WARNING! IF YOU DIDN'T DRY THE NATURAL LONG ENOUGH, IT MIGHT SPLIT AFTER DEBARKING
Here's What you'll need:
Dried Branch, Rasp, Files, Knife, Pencil, Saw, Sandpaper (120; 240; 600, Linseed oil, Patience, Practice.
1st step: Debarking the branch.
2nd step: Carving the basic shape of the slingshot
3d step: Filing the shape, sanding with grit 120.
4th step: Cutting of the forks, handle.
5th step: Sanding with 240, rounding the edges on forks, handle
6th step: Sanding with 600 (check if there are any scratches, little wood pieces sticking out. If there are, back to step 5)
7th step: Finishing the slingshot by sinking it into linseed oil for 24 hours . (wipe the oil off the slingshot with paper towel after taking out of oil and wait for a few days to dry)
8th step: Enjoy!

Here's a video about it, watch in HD for epic quality:





Thanks for checking!


----------



## mckee (Oct 28, 2010)

i debark mine then let them dry


----------



## mckee (Oct 28, 2010)

nice fork to got sone nice coulours to it


----------



## Hrawk (Oct 25, 2010)

Excellent video Aras, thanks for posting!


----------



## e~shot (Jun 3, 2010)

Aras said:


> *Patience, Practice.*


Good job Aras.







keep posting videos.


----------



## Dayhiker (Mar 13, 2010)

Nice vid.
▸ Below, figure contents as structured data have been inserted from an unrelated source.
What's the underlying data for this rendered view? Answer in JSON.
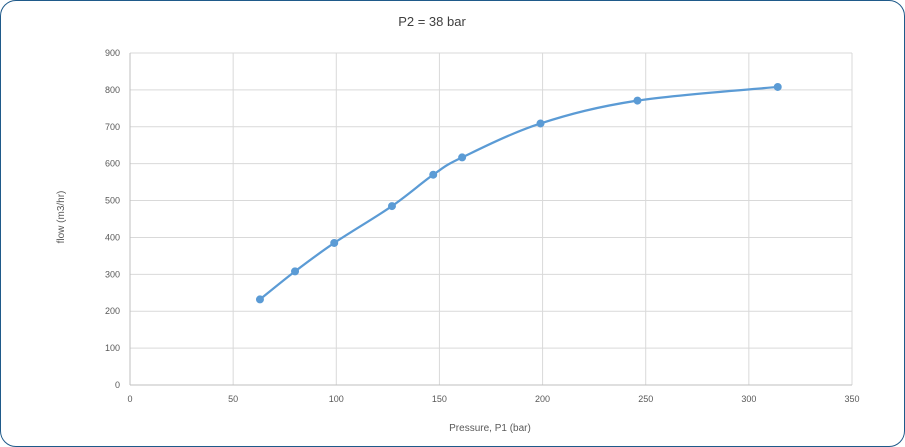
{
  "chart_data": {
    "type": "line",
    "title": "P2 = 38 bar",
    "xlabel": "Pressure, P1 (bar)",
    "ylabel": "flow (m3/hr)",
    "xlim": [
      0,
      350
    ],
    "ylim": [
      0,
      900
    ],
    "xticks": [
      0,
      50,
      100,
      150,
      200,
      250,
      300,
      350
    ],
    "yticks": [
      0,
      100,
      200,
      300,
      400,
      500,
      600,
      700,
      800,
      900
    ],
    "grid": true,
    "legend": "none",
    "smooth": true,
    "series": [
      {
        "color": "#5b9bd5",
        "points": [
          {
            "x": 63,
            "y": 232
          },
          {
            "x": 80,
            "y": 308
          },
          {
            "x": 99,
            "y": 385
          },
          {
            "x": 127,
            "y": 485
          },
          {
            "x": 147,
            "y": 570
          },
          {
            "x": 161,
            "y": 617
          },
          {
            "x": 199,
            "y": 709
          },
          {
            "x": 246,
            "y": 771
          },
          {
            "x": 314,
            "y": 808
          }
        ]
      }
    ]
  },
  "colors": {
    "frame_border": "#1f5a8a",
    "grid": "#d9d9d9",
    "axis": "#bfbfbf",
    "text": "#595959"
  }
}
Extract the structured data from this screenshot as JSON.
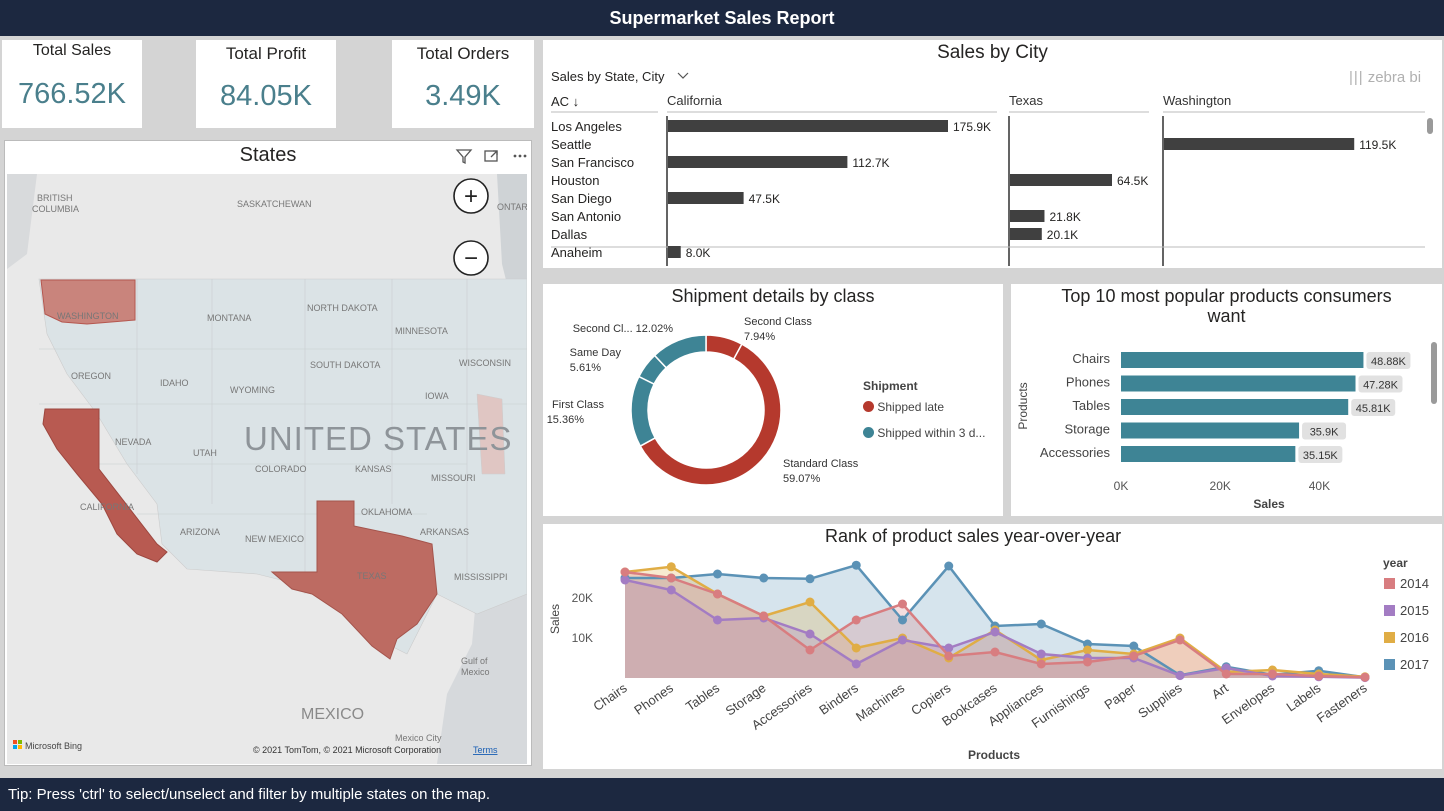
{
  "header": {
    "title": "Supermarket Sales Report"
  },
  "footer": {
    "tip": "Tip: Press 'ctrl' to select/unselect and filter by multiple states on the map."
  },
  "kpis": [
    {
      "label": "Total Sales",
      "value": "766.52K"
    },
    {
      "label": "Total Profit",
      "value": "84.05K"
    },
    {
      "label": "Total Orders",
      "value": "3.49K"
    }
  ],
  "map": {
    "title": "States",
    "country_label": "UNITED STATES",
    "mexico_label": "MEXICO",
    "mexico_city": "Mexico City",
    "gulf_label_1": "Gulf of",
    "gulf_label_2": "Mexico",
    "attribution": "© 2021 TomTom, © 2021 Microsoft Corporation",
    "terms": "Terms",
    "bing": "Microsoft Bing",
    "zoom_in": "+",
    "zoom_out": "−",
    "labels": {
      "bc1": "BRITISH",
      "bc2": "COLUMBIA",
      "sask": "SASKATCHEWAN",
      "ont": "ONTARIO",
      "wa": "WASHINGTON",
      "mt": "MONTANA",
      "nd": "NORTH DAKOTA",
      "mn": "MINNESOTA",
      "or": "OREGON",
      "id": "IDAHO",
      "wy": "WYOMING",
      "sd": "SOUTH DAKOTA",
      "wi": "WISCONSIN",
      "ia": "IOWA",
      "nv": "NEVADA",
      "ut": "UTAH",
      "co": "COLORADO",
      "ks": "KANSAS",
      "mo": "MISSOURI",
      "ca": "CALIFORNIA",
      "az": "ARIZONA",
      "nm": "NEW MEXICO",
      "ok": "OKLAHOMA",
      "ar": "ARKANSAS",
      "tx": "TEXAS",
      "ms": "MISSISSIPPI"
    },
    "highlight_color": "#b5574f"
  },
  "city": {
    "title": "Sales by City",
    "dropdown": "Sales by State, City",
    "sort": "AC ↓",
    "brand": "zebra bi",
    "groups": [
      "California",
      "Texas",
      "Washington"
    ],
    "rows": [
      {
        "city": "Los Angeles",
        "group": 0,
        "value": 175.9,
        "label": "175.9K"
      },
      {
        "city": "Seattle",
        "group": 2,
        "value": 119.5,
        "label": "119.5K"
      },
      {
        "city": "San Francisco",
        "group": 0,
        "value": 112.7,
        "label": "112.7K"
      },
      {
        "city": "Houston",
        "group": 1,
        "value": 64.5,
        "label": "64.5K"
      },
      {
        "city": "San Diego",
        "group": 0,
        "value": 47.5,
        "label": "47.5K"
      },
      {
        "city": "San Antonio",
        "group": 1,
        "value": 21.8,
        "label": "21.8K"
      },
      {
        "city": "Dallas",
        "group": 1,
        "value": 20.1,
        "label": "20.1K"
      },
      {
        "city": "Anaheim",
        "group": 0,
        "value": 8.0,
        "label": "8.0K"
      }
    ]
  },
  "shipment": {
    "title": "Shipment details by class",
    "legend_title": "Shipment",
    "legend": [
      {
        "label": "Shipped late",
        "color": "#b5392d"
      },
      {
        "label": "Shipped within 3 d...",
        "color": "#3e8495"
      }
    ],
    "slices": [
      {
        "name": "Second Class",
        "pct": "7.94%",
        "value": 7.94,
        "color": "#b5392d"
      },
      {
        "name": "Standard Class",
        "pct": "59.07%",
        "value": 59.07,
        "color": "#b5392d"
      },
      {
        "name": "First Class",
        "pct": "15.36%",
        "value": 15.36,
        "color": "#3e8495"
      },
      {
        "name": "Same Day",
        "pct": "5.61%",
        "value": 5.61,
        "color": "#3e8495"
      },
      {
        "name": "Second Cl...",
        "pct": "12.02%",
        "value": 12.02,
        "color": "#3e8495"
      }
    ]
  },
  "top10": {
    "title_1": "Top 10 most popular products consumers",
    "title_2": "want",
    "ylabel": "Products",
    "xlabel": "Sales",
    "ticks": [
      "0K",
      "20K",
      "40K"
    ],
    "color": "#3e8495"
  },
  "rank": {
    "title": "Rank of product sales year-over-year",
    "ylabel": "Sales",
    "xlabel": "Products",
    "yticks": [
      "10K",
      "20K"
    ],
    "legend_title": "year"
  },
  "chart_data": [
    {
      "type": "bar",
      "title": "Top 10 most popular products consumers want",
      "categories": [
        "Chairs",
        "Phones",
        "Tables",
        "Storage",
        "Accessories"
      ],
      "values": [
        48880,
        47280,
        45810,
        35900,
        35150
      ],
      "labels": [
        "48.88K",
        "47.28K",
        "45.81K",
        "35.9K",
        "35.15K"
      ],
      "xlabel": "Sales",
      "ylabel": "Products",
      "xlim": [
        0,
        50000
      ]
    },
    {
      "type": "area",
      "title": "Rank of product sales year-over-year",
      "xlabel": "Products",
      "ylabel": "Sales",
      "ylim": [
        0,
        28000
      ],
      "categories": [
        "Chairs",
        "Phones",
        "Tables",
        "Storage",
        "Accessories",
        "Binders",
        "Machines",
        "Copiers",
        "Bookcases",
        "Appliances",
        "Furnishings",
        "Paper",
        "Supplies",
        "Art",
        "Envelopes",
        "Labels",
        "Fasteners"
      ],
      "series": [
        {
          "name": "2014",
          "color": "#d87d80",
          "values": [
            26500,
            25000,
            21000,
            15500,
            7000,
            14500,
            18500,
            5500,
            6500,
            3500,
            4000,
            5500,
            9500,
            1000,
            1000,
            500,
            200
          ]
        },
        {
          "name": "2015",
          "color": "#a37cc3",
          "values": [
            24500,
            22000,
            14500,
            15000,
            11000,
            3500,
            9500,
            7500,
            11500,
            6000,
            5000,
            5000,
            600,
            2500,
            500,
            300,
            100
          ]
        },
        {
          "name": "2016",
          "color": "#e0ad45",
          "values": [
            26500,
            27800,
            21000,
            15500,
            19000,
            7500,
            10000,
            5000,
            12000,
            4500,
            7000,
            6000,
            10000,
            1500,
            2000,
            1000,
            300
          ]
        },
        {
          "name": "2017",
          "color": "#5b92b6",
          "values": [
            25000,
            25000,
            26000,
            25000,
            24800,
            28200,
            14500,
            28000,
            13000,
            13500,
            8500,
            8000,
            700,
            2800,
            800,
            1800,
            200
          ]
        }
      ]
    }
  ]
}
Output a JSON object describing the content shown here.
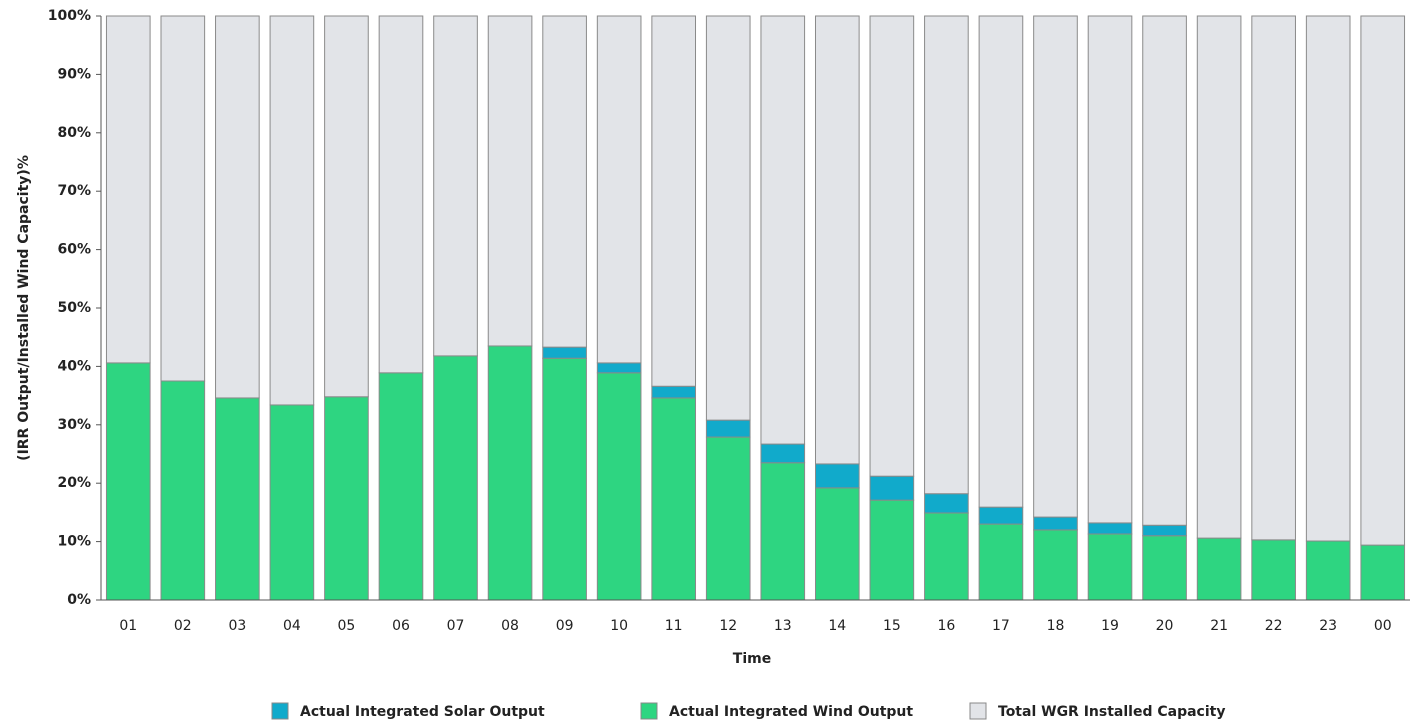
{
  "chart_data": {
    "type": "stacked_bar",
    "y_label": "(IRR  Output/Installed Wind Capacity)%",
    "x_label": "Time",
    "categories": [
      "01",
      "02",
      "03",
      "04",
      "05",
      "06",
      "07",
      "08",
      "09",
      "10",
      "11",
      "12",
      "13",
      "14",
      "15",
      "16",
      "17",
      "18",
      "19",
      "20",
      "21",
      "22",
      "23",
      "00"
    ],
    "series": [
      {
        "name": "Actual Integrated Solar Output",
        "color": "#11aacb",
        "values": [
          0,
          0,
          0,
          0,
          0,
          0,
          0,
          0,
          1.9,
          1.7,
          2.0,
          2.9,
          3.2,
          4.1,
          4.1,
          3.3,
          2.9,
          2.2,
          1.9,
          1.8,
          0,
          0,
          0,
          0
        ]
      },
      {
        "name": "Actual Integrated Wind Output",
        "color": "#2ed581",
        "values": [
          40.6,
          37.5,
          34.6,
          33.4,
          34.8,
          38.9,
          41.8,
          43.5,
          41.4,
          38.9,
          34.6,
          27.9,
          23.5,
          19.2,
          17.1,
          14.9,
          13.0,
          12.0,
          11.3,
          11.0,
          10.6,
          10.3,
          10.1,
          9.4
        ]
      },
      {
        "name": "Total WGR Installed Capacity",
        "color": "#e2e4e8",
        "values": [
          59.4,
          62.5,
          65.4,
          66.6,
          65.2,
          61.1,
          58.2,
          56.5,
          56.7,
          59.4,
          63.4,
          69.2,
          73.3,
          76.7,
          78.8,
          81.8,
          84.1,
          85.8,
          86.8,
          87.2,
          89.4,
          89.7,
          89.9,
          90.6
        ]
      }
    ],
    "ylim": [
      0,
      100
    ],
    "yticks": [
      {
        "value": 0,
        "label": "0%"
      },
      {
        "value": 10,
        "label": "10%"
      },
      {
        "value": 20,
        "label": "20%"
      },
      {
        "value": 30,
        "label": "30%"
      },
      {
        "value": 40,
        "label": "40%"
      },
      {
        "value": 50,
        "label": "50%"
      },
      {
        "value": 60,
        "label": "60%"
      },
      {
        "value": 70,
        "label": "70%"
      },
      {
        "value": 80,
        "label": "80%"
      },
      {
        "value": 90,
        "label": "90%"
      },
      {
        "value": 100,
        "label": "100%"
      }
    ]
  }
}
Thanks for sharing your knowledge.


----------



## Daniel J (Dec 15, 2010)

nice video and good job. you supplied enough information in this video for a beginner to make one.


----------



## Btoon84 (Nov 22, 2011)

thanks for posting


----------



## cheese (Nov 16, 2011)

cool


----------



## Xidoo (Aug 14, 2010)

I learn something, thanks master Aras... Saludos







.


----------



## Bob Fionda (Apr 6, 2011)

Well done vid Aras, thanks for sharing.


----------



## Sofreto (May 10, 2012)

Now I just need to find a fork!!!!

Cheers,

Sofreto


----------



## Stevotattoo (Jun 28, 2012)

Very informative....I am inspired to attempt to make a natural myself...thank you for the great tutorial


----------



## tradspirit (Jul 23, 2012)

Great video, thanks.


----------